L’écologie est devenue un thème structurant de la pensée au XXIe
siècle. Pourtant, plusieurs types d’écologie s’opposent. L’une,
progressiste, considère que développement économique et environnement ne
sont pas ennemis mais peuvent au contraire se servir mutuellement. Une
autre version de l’écologie, punitive, demande le retour à la
croissance zéro, voire à la décroissance. Elle désigne l’homme comme
coupable a priori et décrète que l’économie de marché ne peut
qu’entraîner la dégradation de l’environnement. C’est contre cette
vision que s’insurge Samuele Furfari dans L’écologie au pays des merveilles.
Le consensus écologique
L’écologie est devenue un thème structurant de la pensée au XXIe
siècle. La limitation des ressources naturelles fait désormais partie
intégrante de la réflexion contemporaine et il est admis que nous
désirons vivre dans un monde moins pollué, moins sale et gérer au mieux
les risques environnementaux pour éviter qu’ils pèsent sur les
générations futures. De ce constat partagé, de ce désir de faire émerger
une activité humaine qui ne détruise pas mais préserve la planète est
né le projet écologique. Mais ce beau consensus s’arrête là.
Les deux écoles
Plusieurs types d’écologie s’opposent. L’une, progressiste, considère
que développement économique et environnement ne sont pas ennemis mais
peuvent au contraire se servir mutuellement.

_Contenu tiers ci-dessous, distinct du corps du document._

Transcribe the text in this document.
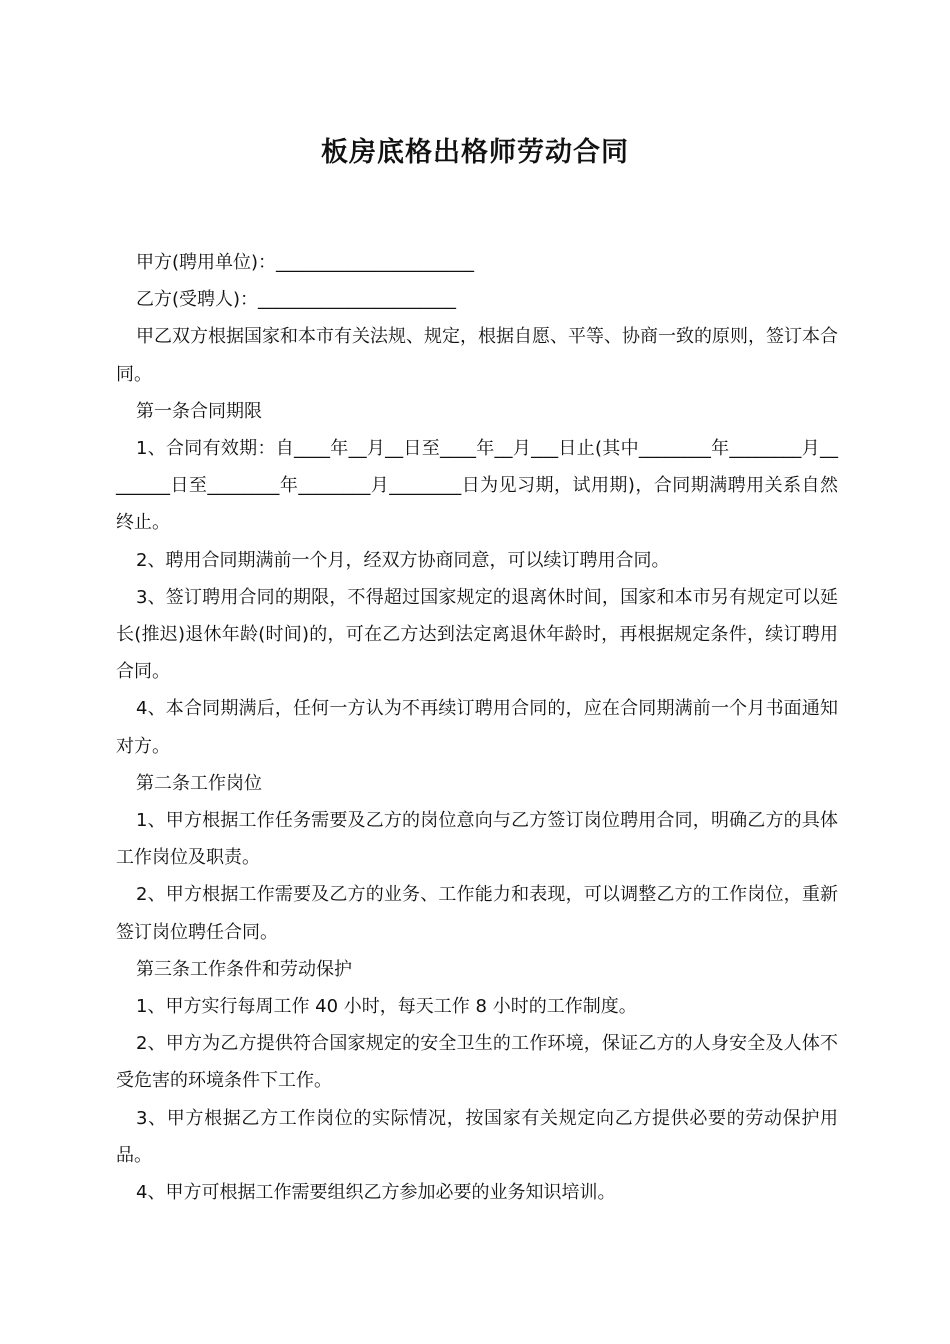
板房底格出格师劳动合同

甲方(聘用单位)：______________________

乙方(受聘人)：______________________

甲乙双方根据国家和本市有关法规、规定，根据自愿、平等、协商一致的原则，签订本合同。

第一条合同期限

1、合同有效期：自____年__月__日至____年__月___日止(其中________年________月________日至________年________月________日为见习期，试用期)，合同期满聘用关系自然终止。

2、聘用合同期满前一个月，经双方协商同意，可以续订聘用合同。

3、签订聘用合同的期限，不得超过国家规定的退离休时间，国家和本市另有规定可以延长(推迟)退休年龄(时间)的，可在乙方达到法定离退休年龄时，再根据规定条件，续订聘用合同。

4、本合同期满后，任何一方认为不再续订聘用合同的，应在合同期满前一个月书面通知对方。

第二条工作岗位

1、甲方根据工作任务需要及乙方的岗位意向与乙方签订岗位聘用合同，明确乙方的具体工作岗位及职责。

2、甲方根据工作需要及乙方的业务、工作能力和表现，可以调整乙方的工作岗位，重新签订岗位聘任合同。

第三条工作条件和劳动保护

1、甲方实行每周工作 40 小时，每天工作 8 小时的工作制度。

2、甲方为乙方提供符合国家规定的安全卫生的工作环境，保证乙方的人身安全及人体不受危害的环境条件下工作。

3、甲方根据乙方工作岗位的实际情况，按国家有关规定向乙方提供必要的劳动保护用品。

4、甲方可根据工作需要组织乙方参加必要的业务知识培训。
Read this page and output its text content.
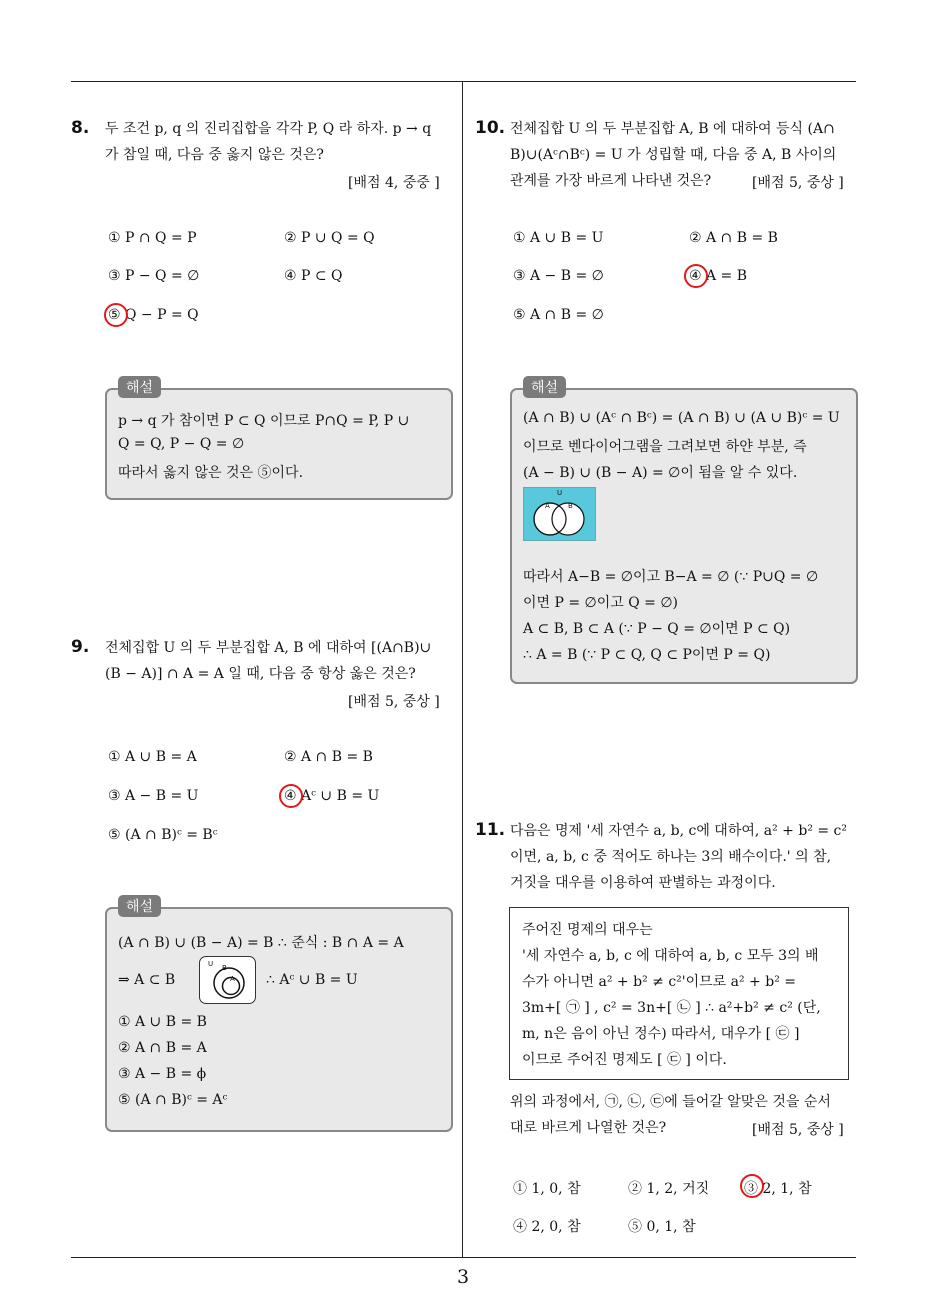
8. 두 조건 p, q 의 진리집합을 각각 P, Q 라 하자. p → q
가 참일 때, 다음 중 옳지 않은 것은?
[배점 4, 중중 ]
① P ∩ Q = P	② P ∪ Q = Q
③ P − Q = ∅	④ P ⊂ Q
⑤ Q − P = Q
해설
p → q 가 참이면 P ⊂ Q 이므로 P∩Q = P, P ∪
Q = Q, P − Q = ∅
따라서 옳지 않은 것은 ⑤이다.
9. 전체집합 U 의 두 부분집합 A, B 에 대하여 [(A∩B)∪
(B − A)] ∩ A = A 일 때, 다음 중 항상 옳은 것은?
[배점 5, 중상 ]
① A ∪ B = A	② A ∩ B = B
③ A − B = U	④ Aᶜ ∪ B = U
⑤ (A ∩ B)ᶜ = Bᶜ
해설
(A ∩ B) ∪ (B − A) = B ∴ 준식 : B ∩ A = A
⇒ A ⊂ B
U B
A ∴ Aᶜ ∪ B = U
① A ∪ B = B
② A ∩ B = A
③ A − B = ϕ
⑤ (A ∩ B)ᶜ = Aᶜ
10. 전체집합 U 의 두 부분집합 A, B 에 대하여 등식 (A∩
B)∪(Aᶜ∩Bᶜ) = U 가 성립할 때, 다음 중 A, B 사이의
관계를 가장 바르게 나타낸 것은?	[배점 5, 중상 ]
① A ∪ B = U	② A ∩ B = B
③ A − B = ∅	④ A = B
⑤ A ∩ B = ∅
해설
(A ∩ B) ∪ (Aᶜ ∩ Bᶜ) = (A ∩ B) ∪ (A ∪ B)ᶜ = U
이므로 벤다이어그램을 그려보면 하얀 부분, 즉
(A − B) ∪ (B − A) = ∅이 됨을 알 수 있다.
U
A	B
따라서 A−B = ∅이고 B−A = ∅ (∵ P∪Q = ∅
이면 P = ∅이고 Q = ∅)
A ⊂ B, B ⊂ A (∵ P − Q = ∅이면 P ⊂ Q)
∴ A = B (∵ P ⊂ Q, Q ⊂ P이면 P = Q)
11. 다음은 명제 '세 자연수 a, b, c에 대하여, a² + b² = c²
이면, a, b, c 중 적어도 하나는 3의 배수이다.' 의 참,
거짓을 대우를 이용하여 판별하는 과정이다.
주어진 명제의 대우는
'세 자연수 a, b, c 에 대하여 a, b, c 모두 3의 배
수가 아니면 a² + b² ≠ c²'이므로 a² + b² =
3m+[ ㉠ ] , c² = 3n+[ ㉡ ] ∴ a²+b² ≠ c² (단,
m, n은 음이 아닌 정수) 따라서, 대우가 [ ㉢ ]
이므로 주어진 명제도 [ ㉢ ] 이다.
위의 과정에서, ㉠, ㉡, ㉢에 들어갈 알맞은 것을 순서
대로 바르게 나열한 것은?	[배점 5, 중상 ]
① 1, 0, 참	② 1, 2, 거짓 ③ 2, 1, 참
④ 2, 0, 참	⑤ 0, 1, 참
3
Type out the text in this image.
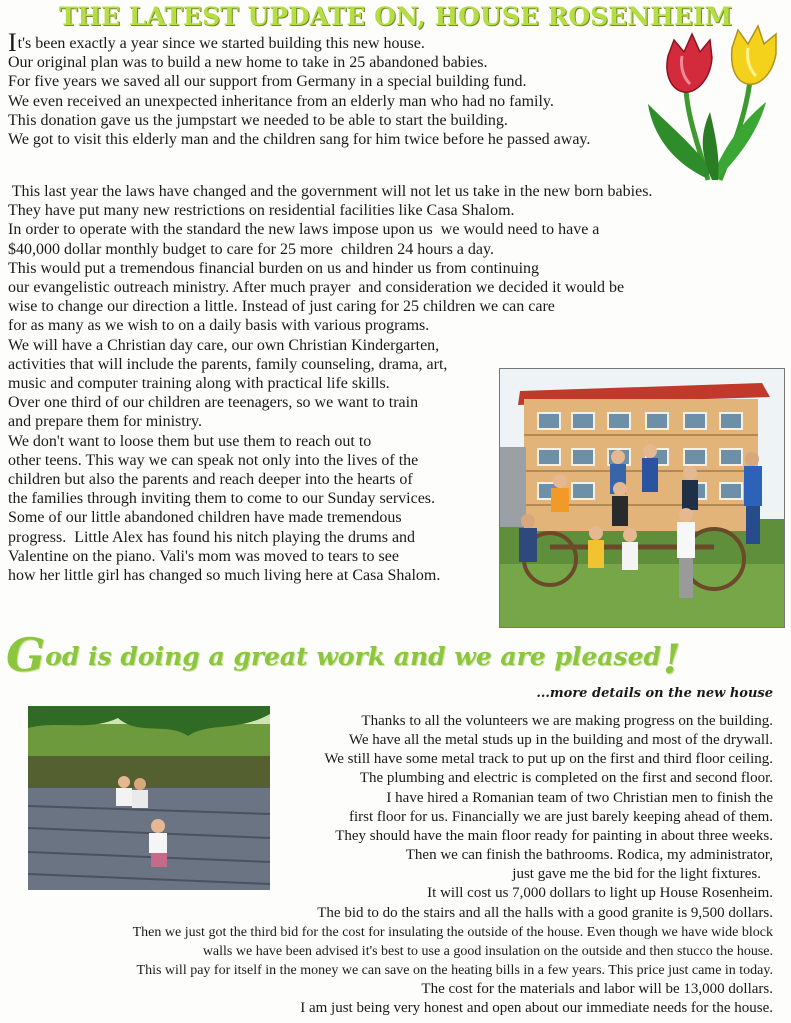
THE LATEST UPDATE ON, HOUSE ROSENHEIM

It's been exactly a year since we started building this new house.
Our original plan was to build a new home to take in 25 abandoned babies.
For five years we saved all our support from Germany in a special building fund.
We even received an unexpected inheritance from an elderly man who had no family.
This donation gave us the jumpstart we needed to be able to start the building.
We got to visit this elderly man and the children sang for him twice before he passed away.

This last year the laws have changed and the government will not let us take in the new born babies.
They have put many new restrictions on residential facilities like Casa Shalom.
In order to operate with the standard the new laws impose upon us  we would need to have a
$40,000 dollar monthly budget to care for 25 more  children 24 hours a day.
This would put a tremendous financial burden on us and hinder us from continuing
our evangelistic outreach ministry. After much prayer  and consideration we decided it would be
wise to change our direction a little. Instead of just caring for 25 children we can care
for as many as we wish to on a daily basis with various programs.
We will have a Christian day care, our own Christian Kindergarten,
activities that will include the parents, family counseling, drama, art,
music and computer training along with practical life skills.
Over one third of our children are teenagers, so we want to train
and prepare them for ministry.
We don't want to loose them but use them to reach out to
other teens. This way we can speak not only into the lives of the
children but also the parents and reach deeper into the hearts of
the families through inviting them to come to our Sunday services.
Some of our little abandoned children have made tremendous
progress.  Little Alex has found his nitch playing the drums and
Valentine on the piano. Vali's mom was moved to tears to see
how her little girl has changed so much living here at Casa Shalom.

God is doing a great work and we are pleased!
...more details on the new house

Thanks to all the volunteers we are making progress on the building.
We have all the metal studs up in the building and most of the drywall.
We still have some metal track to put up on the first and third floor ceiling.
The plumbing and electric is completed on the first and second floor.
I have hired a Romanian team of two Christian men to finish the
first floor for us. Financially we are just barely keeping ahead of them.
They should have the main floor ready for painting in about three weeks.
Then we can finish the bathrooms. Rodica, my administrator,
just gave me the bid for the light fixtures.
It will cost us 7,000 dollars to light up House Rosenheim.
The bid to do the stairs and all the halls with a good granite is 9,500 dollars.
Then we just got the third bid for the cost for insulating the outside of the house. Even though we have wide block
walls we have been advised it's best to use a good insulation on the outside and then stucco the house.
This will pay for itself in the money we can save on the heating bills in a few years. This price just came in today.
The cost for the materials and labor will be 13,000 dollars.
I am just being very honest and open about our immediate needs for the house.
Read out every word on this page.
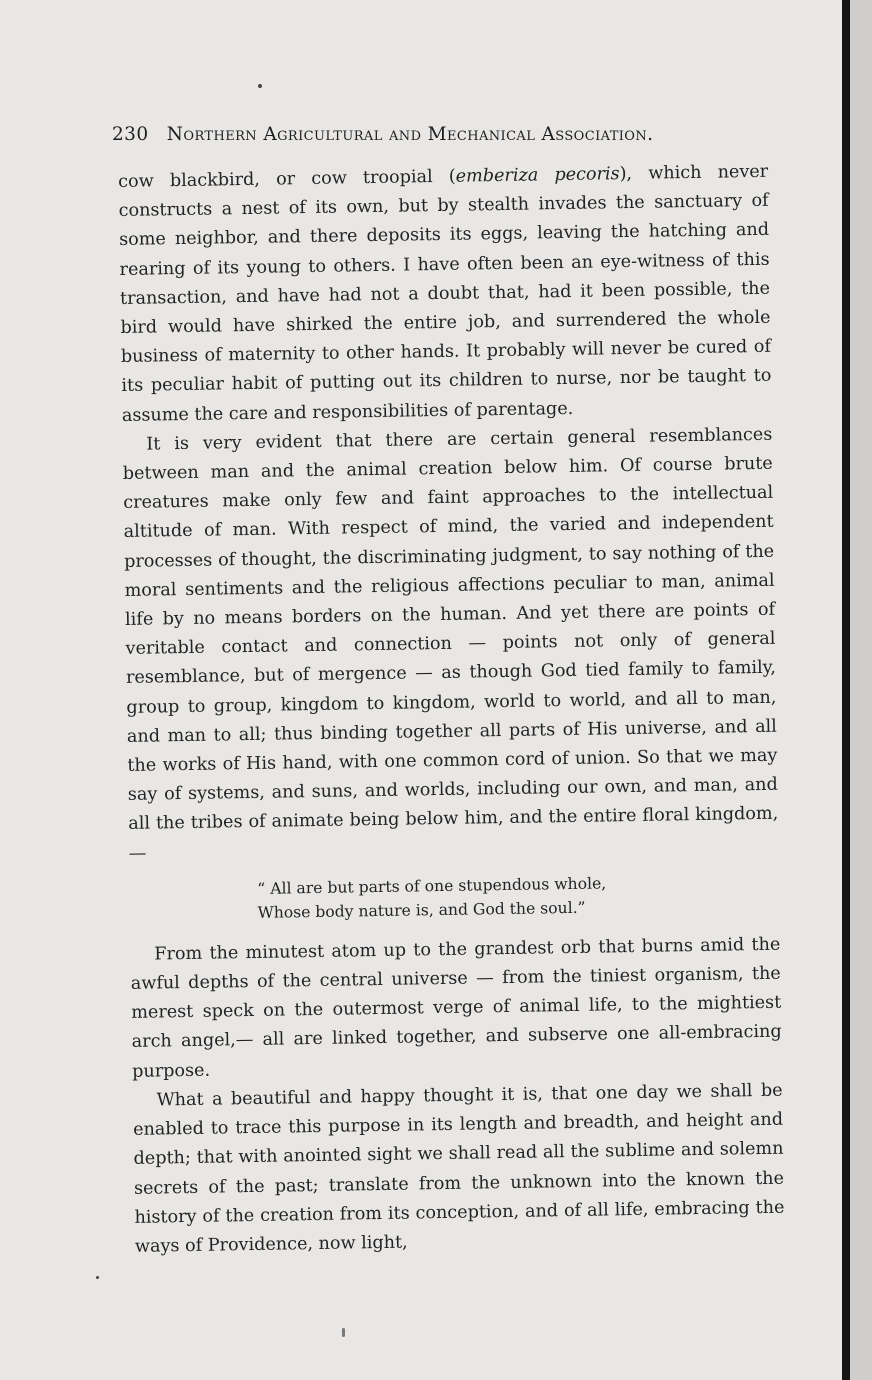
230 Northern Agricultural and Mechanical Association.

cow blackbird, or cow troopial (emberiza pecoris), which never constructs a nest of its own, but by stealth invades the sanctuary of some neighbor, and there deposits its eggs, leaving the hatching and rearing of its young to others. I have often been an eye-witness of this transaction, and have had not a doubt that, had it been possible, the bird would have shirked the entire job, and surrendered the whole business of maternity to other hands. It probably will never be cured of its peculiar habit of putting out its children to nurse, nor be taught to assume the care and responsibilities of parentage.

It is very evident that there are certain general resemblances between man and the animal creation below him. Of course brute creatures make only few and faint approaches to the intellectual altitude of man. With respect of mind, the varied and independent processes of thought, the discriminating judgment, to say nothing of the moral sentiments and the religious affections peculiar to man, animal life by no means borders on the human. And yet there are points of veritable contact and connection — points not only of general resemblance, but of mergence — as though God tied family to family, group to group, kingdom to kingdom, world to world, and all to man, and man to all; thus binding together all parts of His universe, and all the works of His hand, with one common cord of union. So that we may say of systems, and suns, and worlds, including our own, and man, and all the tribes of animate being below him, and the entire floral kingdom,—

“ All are but parts of one stupendous whole,
Whose body nature is, and God the soul.”

From the minutest atom up to the grandest orb that burns amid the awful depths of the central universe — from the tiniest organism, the merest speck on the outermost verge of animal life, to the mightiest arch angel,— all are linked together, and subserve one all-embracing purpose.

What a beautiful and happy thought it is, that one day we shall be enabled to trace this purpose in its length and breadth, and height and depth; that with anointed sight we shall read all the sublime and solemn secrets of the past; translate from the unknown into the known the history of the creation from its conception, and of all life, embracing the ways of Providence, now light,
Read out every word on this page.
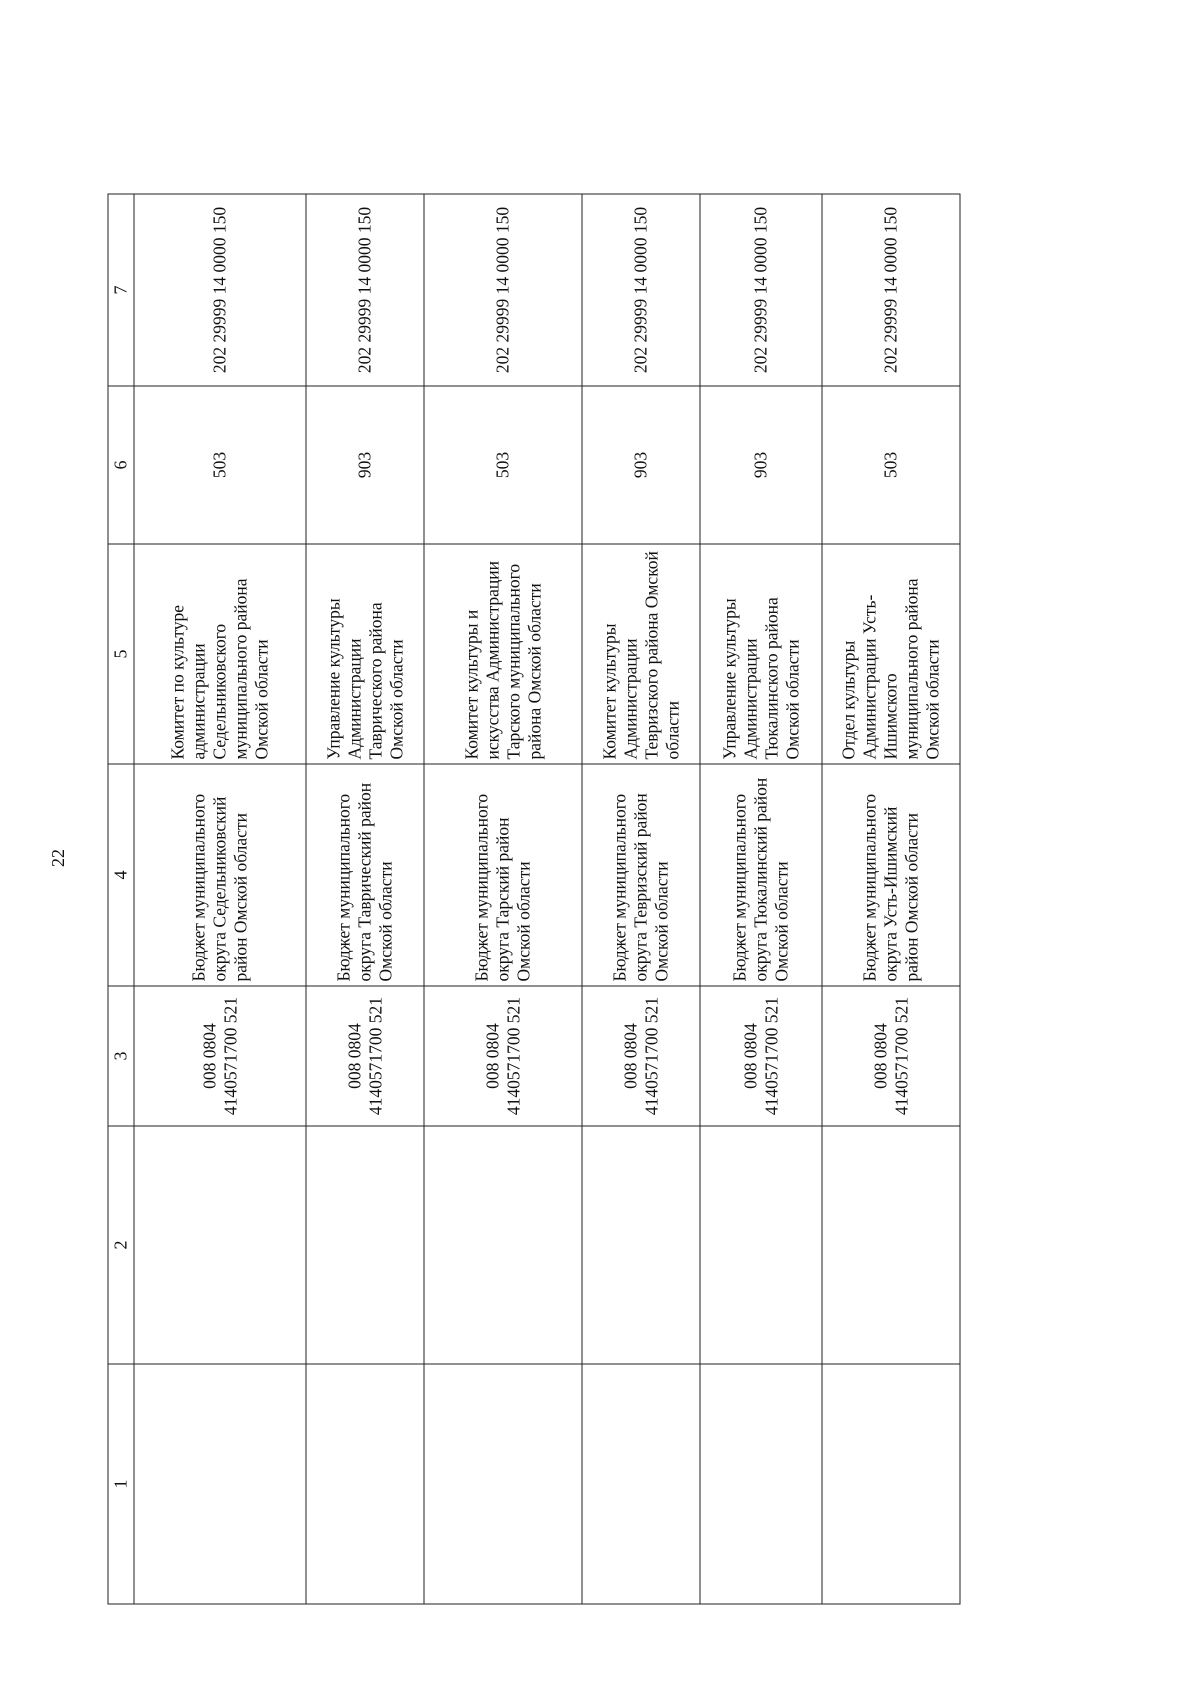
22
1	2	3	4	5	6	7

		008 0804 4140571700 521	Бюджет муниципального округа Седельниковский район Омской области	Комитет по культуре администрации Седельниковского муниципального района Омской области	503	202 29999 14 0000 150

		008 0804 4140571700 521	Бюджет муниципального округа Таврический район Омской области	Управление культуры Администрации Таврического района Омской области	903	202 29999 14 0000 150

		008 0804 4140571700 521	Бюджет муниципального округа Тарский район Омской области	Комитет культуры и искусства Администрации Тарского муниципального района Омской области	503	202 29999 14 0000 150

		008 0804 4140571700 521	Бюджет муниципального округа Тевризский район Омской области	Комитет культуры Администрации Тевризского района Омской области	903	202 29999 14 0000 150

		008 0804 4140571700 521	Бюджет муниципального округа Тюкалинский район Омской области	Управление культуры Администрации Тюкалинского района Омской области	903	202 29999 14 0000 150

		008 0804 4140571700 521	Бюджет муниципального округа Усть-Ишимский район Омской области	Отдел культуры Администрации Усть-Ишимского муниципального района Омской области	503	202 29999 14 0000 150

Une autre version de l’écologie, punitive, demande le retour à la
croissance zéro, voire à la décroissance. Elle désigne l’homme comme
coupable a priori et décrète que l’économie de marché ne peut
qu’entraîner la dégradation de l’environnement. C’est contre cette
vision que s’insurge Samuele Furfari dans L’écologie au pays des merveilles.
A travers 20 courts chapitres l’auteur passe en revue les différentes
idées (reçues) constituant une la vulgate de cette écologie de la
défiance.
Pour une écologie libérale
Un des mérites de l’ouvrage, et non des moindres, est de penser
l’écologie dans la sphère plus vaste des interactions humaines, comme en
témoignent les nombreuses références de l’auteur au penseur Friedrich
Hayek (p. 58). La nécessaire préservation de l’environnement et les
contraintes qui peuvent en découler sont ainsi considérées selon le
prisme interindividuel. L’auteur explique que dans sa version étatiste
et coercitive, l’écologie ignore les différents intérêts en présence
mais impose par le haut un dogme uniquement restrictif.
La chasse aux automobilistes, une fausse bonne idée ?
Pour illustrer son propos, Samuele Furfari utilise l’exemple de la
voiture. Faut-il stigmatiser les automobilistes ? Selon une idée très
répandue, ce ne serait que justice dès lors qu’il existe des solutions
alternatives pour réduire le nombre de véhicules à essence jusqu’à leur
disparition. L’auteur s’interroge sur ces solutions, en prenant en
compte les intérêts des acteurs qu’elles toucheraient directement ou
indirectement.
1) Si le chemin de fer est un recours intéressant à la route,
l’auteur explique qu’ « en Belgique, le déficit des chemins de fer
s’élève à 3.25 milliards d’Euros par an, soit la moitié du budget du
Congo ». Dès lors, on peut légitimement réfléchir à la pertinence d’une
telle approche.
2) D’autre part, les véhicules électriques sont encore très loin
d’être au point, notamment au niveau de la distance parcourue (en
moyenne, une fois chargés, 80 km). Mais surtout, ils posent une autre
question essentielle, celle de la production d’électricité. Comment
alimenter le parc automobile électrique ? Par le charbon, le nucléaire ?
Voilà un problème qui ne manquera pas d’interpeler les écologistes.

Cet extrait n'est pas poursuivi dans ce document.